The model is trained. It's now time to build a new version of it that takes in 1 batch of 1 character:

In [27]:
from tensorflow.train import latest_checkpoint
from tensorflow import TensorShape

latest_checkpoint = latest_checkpoint(checkpoint_dir)

single_input_rnn_model = create_model(batch_size=1)
single_input_rnn_model.load_weights(latest_checkpoint)
single_input_rnn_model.build(TensorShape([1, None]))

To generate lists of ingredients, first determine the average size of a list of ingredients from your input data:

In [28]:
average_length_ingredients = np.mean([len(t) for t in joined_ingredients])
print(average_length_ingredients)

143.5


In [29]:
output_sequence_length = int(np.round(average_length_ingredients))
print(output_sequence_length)

144


To run the model, you can choose a starting character that will then be converted to a number and fed to the model.
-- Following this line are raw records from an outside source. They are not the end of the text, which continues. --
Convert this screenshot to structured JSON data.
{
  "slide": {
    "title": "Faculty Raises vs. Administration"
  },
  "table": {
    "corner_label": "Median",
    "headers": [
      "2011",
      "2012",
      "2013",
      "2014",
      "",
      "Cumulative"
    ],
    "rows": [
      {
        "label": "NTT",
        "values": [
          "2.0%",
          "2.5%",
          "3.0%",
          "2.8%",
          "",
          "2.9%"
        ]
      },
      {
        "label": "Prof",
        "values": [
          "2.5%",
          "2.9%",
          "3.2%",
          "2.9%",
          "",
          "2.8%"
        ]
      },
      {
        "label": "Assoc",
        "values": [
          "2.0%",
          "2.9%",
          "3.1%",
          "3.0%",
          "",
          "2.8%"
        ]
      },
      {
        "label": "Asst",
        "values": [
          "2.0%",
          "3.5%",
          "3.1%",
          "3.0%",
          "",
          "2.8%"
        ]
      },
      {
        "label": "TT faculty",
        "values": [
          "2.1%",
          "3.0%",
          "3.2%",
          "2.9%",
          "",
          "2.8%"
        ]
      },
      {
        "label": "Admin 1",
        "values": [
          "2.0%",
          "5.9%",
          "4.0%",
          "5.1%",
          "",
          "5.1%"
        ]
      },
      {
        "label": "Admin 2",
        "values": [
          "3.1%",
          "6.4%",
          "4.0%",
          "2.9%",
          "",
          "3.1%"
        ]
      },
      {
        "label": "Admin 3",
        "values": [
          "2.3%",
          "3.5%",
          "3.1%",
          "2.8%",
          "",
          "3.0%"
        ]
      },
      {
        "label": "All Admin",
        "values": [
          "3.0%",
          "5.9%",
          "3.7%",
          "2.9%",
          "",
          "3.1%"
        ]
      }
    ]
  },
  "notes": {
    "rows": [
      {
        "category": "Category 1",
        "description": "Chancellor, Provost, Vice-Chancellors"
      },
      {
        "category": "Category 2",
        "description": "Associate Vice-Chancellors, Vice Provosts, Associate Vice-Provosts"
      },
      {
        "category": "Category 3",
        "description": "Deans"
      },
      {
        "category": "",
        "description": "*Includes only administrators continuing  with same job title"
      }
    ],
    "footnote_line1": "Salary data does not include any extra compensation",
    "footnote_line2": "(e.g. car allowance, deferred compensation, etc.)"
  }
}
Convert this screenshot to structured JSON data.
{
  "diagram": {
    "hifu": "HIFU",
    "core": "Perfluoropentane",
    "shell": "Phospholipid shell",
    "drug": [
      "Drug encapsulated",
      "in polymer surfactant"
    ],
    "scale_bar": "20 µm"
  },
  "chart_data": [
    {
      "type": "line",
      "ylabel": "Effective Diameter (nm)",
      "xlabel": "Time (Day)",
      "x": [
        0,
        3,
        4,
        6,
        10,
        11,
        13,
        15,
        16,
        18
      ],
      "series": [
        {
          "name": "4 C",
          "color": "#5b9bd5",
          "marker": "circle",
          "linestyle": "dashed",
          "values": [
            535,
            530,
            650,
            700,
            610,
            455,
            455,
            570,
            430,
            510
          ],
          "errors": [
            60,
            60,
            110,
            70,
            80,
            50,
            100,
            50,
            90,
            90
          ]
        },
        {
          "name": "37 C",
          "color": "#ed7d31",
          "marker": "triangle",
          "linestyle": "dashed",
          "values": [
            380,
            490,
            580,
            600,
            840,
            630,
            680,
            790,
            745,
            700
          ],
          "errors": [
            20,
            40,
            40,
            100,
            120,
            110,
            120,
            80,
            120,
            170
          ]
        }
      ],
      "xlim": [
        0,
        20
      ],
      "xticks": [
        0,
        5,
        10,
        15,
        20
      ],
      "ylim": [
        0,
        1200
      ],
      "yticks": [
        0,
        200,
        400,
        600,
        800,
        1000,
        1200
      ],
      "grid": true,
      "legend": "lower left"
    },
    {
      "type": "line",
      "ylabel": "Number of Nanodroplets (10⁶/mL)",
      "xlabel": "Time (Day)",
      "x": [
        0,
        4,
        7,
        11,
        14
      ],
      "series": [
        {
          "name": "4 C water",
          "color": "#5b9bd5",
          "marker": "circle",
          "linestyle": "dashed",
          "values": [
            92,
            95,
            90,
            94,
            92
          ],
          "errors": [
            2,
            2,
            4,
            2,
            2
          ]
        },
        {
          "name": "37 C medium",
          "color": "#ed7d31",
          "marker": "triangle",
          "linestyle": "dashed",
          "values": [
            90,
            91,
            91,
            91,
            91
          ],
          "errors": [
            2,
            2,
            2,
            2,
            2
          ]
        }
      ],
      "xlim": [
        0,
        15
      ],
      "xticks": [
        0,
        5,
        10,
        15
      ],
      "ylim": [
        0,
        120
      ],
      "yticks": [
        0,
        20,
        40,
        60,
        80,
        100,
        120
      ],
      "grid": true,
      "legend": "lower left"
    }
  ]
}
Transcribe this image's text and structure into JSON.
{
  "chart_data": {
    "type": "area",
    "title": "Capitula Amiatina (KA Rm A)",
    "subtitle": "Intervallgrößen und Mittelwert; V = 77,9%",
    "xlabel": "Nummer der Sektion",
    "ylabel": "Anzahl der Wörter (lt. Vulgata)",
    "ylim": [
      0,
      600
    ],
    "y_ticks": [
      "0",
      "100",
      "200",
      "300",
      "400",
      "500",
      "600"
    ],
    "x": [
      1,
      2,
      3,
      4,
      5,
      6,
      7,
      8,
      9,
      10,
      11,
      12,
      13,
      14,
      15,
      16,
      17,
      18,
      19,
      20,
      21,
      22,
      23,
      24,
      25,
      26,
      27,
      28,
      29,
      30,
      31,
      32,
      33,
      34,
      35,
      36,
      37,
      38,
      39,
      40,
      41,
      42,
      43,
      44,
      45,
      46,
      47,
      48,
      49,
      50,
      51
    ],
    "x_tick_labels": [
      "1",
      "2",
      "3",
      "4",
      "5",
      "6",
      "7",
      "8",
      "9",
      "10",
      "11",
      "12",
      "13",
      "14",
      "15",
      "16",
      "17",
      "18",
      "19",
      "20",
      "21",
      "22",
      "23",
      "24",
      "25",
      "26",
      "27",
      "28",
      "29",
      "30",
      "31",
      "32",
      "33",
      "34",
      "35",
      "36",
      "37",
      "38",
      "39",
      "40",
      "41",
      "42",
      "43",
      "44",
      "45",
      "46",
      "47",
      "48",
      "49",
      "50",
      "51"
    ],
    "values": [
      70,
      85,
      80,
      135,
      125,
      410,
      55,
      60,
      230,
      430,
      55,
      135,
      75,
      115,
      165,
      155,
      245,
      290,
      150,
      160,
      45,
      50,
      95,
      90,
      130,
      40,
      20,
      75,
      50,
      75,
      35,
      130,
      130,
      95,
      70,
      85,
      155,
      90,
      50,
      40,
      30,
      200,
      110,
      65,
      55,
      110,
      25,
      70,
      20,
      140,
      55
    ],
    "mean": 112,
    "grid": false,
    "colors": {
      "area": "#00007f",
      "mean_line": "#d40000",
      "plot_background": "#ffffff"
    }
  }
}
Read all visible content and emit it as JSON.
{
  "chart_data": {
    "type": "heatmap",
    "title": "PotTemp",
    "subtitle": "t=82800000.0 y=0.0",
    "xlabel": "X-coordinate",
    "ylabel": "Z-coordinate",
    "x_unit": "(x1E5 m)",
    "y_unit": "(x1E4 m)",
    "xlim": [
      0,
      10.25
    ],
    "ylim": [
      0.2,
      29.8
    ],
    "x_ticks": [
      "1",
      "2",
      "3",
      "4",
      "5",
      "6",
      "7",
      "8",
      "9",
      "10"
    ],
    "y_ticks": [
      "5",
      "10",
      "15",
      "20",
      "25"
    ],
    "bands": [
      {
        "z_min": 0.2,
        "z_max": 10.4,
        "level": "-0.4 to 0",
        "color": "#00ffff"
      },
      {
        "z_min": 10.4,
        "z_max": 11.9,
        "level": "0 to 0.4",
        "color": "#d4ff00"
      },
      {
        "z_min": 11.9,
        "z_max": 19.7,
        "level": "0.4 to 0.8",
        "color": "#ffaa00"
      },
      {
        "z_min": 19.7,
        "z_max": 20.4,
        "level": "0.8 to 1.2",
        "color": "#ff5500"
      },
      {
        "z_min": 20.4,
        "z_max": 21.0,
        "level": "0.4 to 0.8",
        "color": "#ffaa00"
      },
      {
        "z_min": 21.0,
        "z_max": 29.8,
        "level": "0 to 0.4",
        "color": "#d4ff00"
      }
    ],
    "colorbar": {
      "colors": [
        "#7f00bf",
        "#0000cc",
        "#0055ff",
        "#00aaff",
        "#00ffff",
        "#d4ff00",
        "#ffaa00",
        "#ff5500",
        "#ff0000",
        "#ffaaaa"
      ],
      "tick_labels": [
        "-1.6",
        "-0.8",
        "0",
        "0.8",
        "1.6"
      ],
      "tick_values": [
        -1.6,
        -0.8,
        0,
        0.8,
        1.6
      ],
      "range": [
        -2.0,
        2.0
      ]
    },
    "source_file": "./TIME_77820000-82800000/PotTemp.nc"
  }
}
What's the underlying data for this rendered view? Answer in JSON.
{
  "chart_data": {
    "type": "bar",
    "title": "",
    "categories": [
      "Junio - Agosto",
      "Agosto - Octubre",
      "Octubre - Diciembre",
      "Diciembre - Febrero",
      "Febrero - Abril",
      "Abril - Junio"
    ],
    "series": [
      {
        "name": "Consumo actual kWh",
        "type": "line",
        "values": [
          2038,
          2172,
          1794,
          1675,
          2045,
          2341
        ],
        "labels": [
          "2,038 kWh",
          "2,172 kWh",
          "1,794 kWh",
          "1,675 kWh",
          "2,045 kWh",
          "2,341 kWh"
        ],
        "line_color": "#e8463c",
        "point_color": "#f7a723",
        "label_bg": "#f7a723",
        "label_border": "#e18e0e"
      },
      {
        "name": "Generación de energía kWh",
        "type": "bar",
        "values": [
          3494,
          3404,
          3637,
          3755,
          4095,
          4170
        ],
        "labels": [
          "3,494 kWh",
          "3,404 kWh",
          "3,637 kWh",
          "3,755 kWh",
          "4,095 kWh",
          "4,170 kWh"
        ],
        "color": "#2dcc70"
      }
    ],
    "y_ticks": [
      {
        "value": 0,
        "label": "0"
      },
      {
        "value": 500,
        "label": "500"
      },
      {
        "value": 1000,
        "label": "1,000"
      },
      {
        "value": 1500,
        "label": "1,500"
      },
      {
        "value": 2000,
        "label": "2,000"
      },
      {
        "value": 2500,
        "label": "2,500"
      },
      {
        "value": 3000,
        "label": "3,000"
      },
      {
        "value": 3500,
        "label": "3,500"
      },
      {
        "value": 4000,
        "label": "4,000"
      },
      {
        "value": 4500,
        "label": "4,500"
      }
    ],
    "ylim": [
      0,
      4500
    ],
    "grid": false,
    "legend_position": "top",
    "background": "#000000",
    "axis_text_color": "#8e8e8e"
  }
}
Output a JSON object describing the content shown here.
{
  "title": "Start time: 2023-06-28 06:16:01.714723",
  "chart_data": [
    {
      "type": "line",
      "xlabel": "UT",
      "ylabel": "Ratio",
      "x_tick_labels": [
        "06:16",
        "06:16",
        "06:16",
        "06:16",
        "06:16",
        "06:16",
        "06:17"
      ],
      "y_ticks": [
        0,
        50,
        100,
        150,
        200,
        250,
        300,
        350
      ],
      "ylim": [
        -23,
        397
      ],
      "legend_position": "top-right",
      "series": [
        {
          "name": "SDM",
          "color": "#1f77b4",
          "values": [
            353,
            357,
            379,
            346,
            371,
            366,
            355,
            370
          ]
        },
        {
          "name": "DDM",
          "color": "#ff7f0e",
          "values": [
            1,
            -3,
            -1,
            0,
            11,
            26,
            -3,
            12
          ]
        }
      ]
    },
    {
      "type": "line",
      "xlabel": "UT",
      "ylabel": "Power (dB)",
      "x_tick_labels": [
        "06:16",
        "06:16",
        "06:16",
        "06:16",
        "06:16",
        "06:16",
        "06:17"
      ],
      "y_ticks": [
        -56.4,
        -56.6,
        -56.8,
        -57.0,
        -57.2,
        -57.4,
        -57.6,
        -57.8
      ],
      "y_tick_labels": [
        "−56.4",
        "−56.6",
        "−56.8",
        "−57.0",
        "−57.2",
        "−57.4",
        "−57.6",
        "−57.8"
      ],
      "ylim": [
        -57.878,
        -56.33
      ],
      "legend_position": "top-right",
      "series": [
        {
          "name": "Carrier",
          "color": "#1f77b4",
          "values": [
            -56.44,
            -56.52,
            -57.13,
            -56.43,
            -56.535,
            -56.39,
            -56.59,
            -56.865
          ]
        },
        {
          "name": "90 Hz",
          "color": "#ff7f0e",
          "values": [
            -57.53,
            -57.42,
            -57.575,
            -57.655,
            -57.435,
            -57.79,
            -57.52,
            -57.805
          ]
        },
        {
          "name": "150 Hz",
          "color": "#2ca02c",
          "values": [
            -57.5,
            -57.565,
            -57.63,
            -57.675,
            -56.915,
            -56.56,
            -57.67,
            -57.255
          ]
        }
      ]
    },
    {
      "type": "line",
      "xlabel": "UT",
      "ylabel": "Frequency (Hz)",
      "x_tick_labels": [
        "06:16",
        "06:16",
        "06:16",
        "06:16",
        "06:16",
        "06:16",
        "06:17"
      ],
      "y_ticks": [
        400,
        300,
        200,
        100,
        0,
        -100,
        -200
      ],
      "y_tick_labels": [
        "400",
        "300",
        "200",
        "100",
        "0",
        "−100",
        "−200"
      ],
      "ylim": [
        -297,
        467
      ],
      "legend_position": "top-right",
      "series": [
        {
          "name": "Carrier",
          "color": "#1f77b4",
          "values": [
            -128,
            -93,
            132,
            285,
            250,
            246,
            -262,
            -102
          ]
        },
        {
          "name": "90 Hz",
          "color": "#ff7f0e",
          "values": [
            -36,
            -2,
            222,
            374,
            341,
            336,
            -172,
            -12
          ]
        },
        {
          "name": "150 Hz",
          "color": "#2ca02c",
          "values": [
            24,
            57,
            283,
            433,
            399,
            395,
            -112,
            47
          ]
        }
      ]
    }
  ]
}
The model will output a probability from 0 to 100% of what the next character should be. Let's try it:

In [30]:
starting_character = 'a'

In [31]:
# convert starting character to a number and store it as a (batch, sample)
model_input = [[character_to_number[s] for s in starting_character]]

# store the generated text in here
generated_text = []

# reset the model
single_input_rnn_model.reset_states()

for i in range(output_sequence_length):
    predictions = single_input_rnn_model.predict(model_input)

    # np.argmax only returns the max of the predictions
    predicted_id = np.argmax(predictions)

    # use the predicted character as input now
    model_input = np.array([np.array([predicted_id])])

    generated_text.append(number_to_character[predicted_id])

print(starting_character + ''.join(generated_text))

atonion sliced_seast 1 gliced 1 mushroom 1 beef 0.25 saustared 1 clove 1 oril 1 crust refrigerated 0.5 onion chopped 1 dreded 1 chopped 1 green_o


As you can see, the ingredients are not perfect words! But humans can see some similarities to known words. The website team can't wait to set up the system. The chefs will be able to swap unclear ingredients with whatever they think works best. Will you also order one?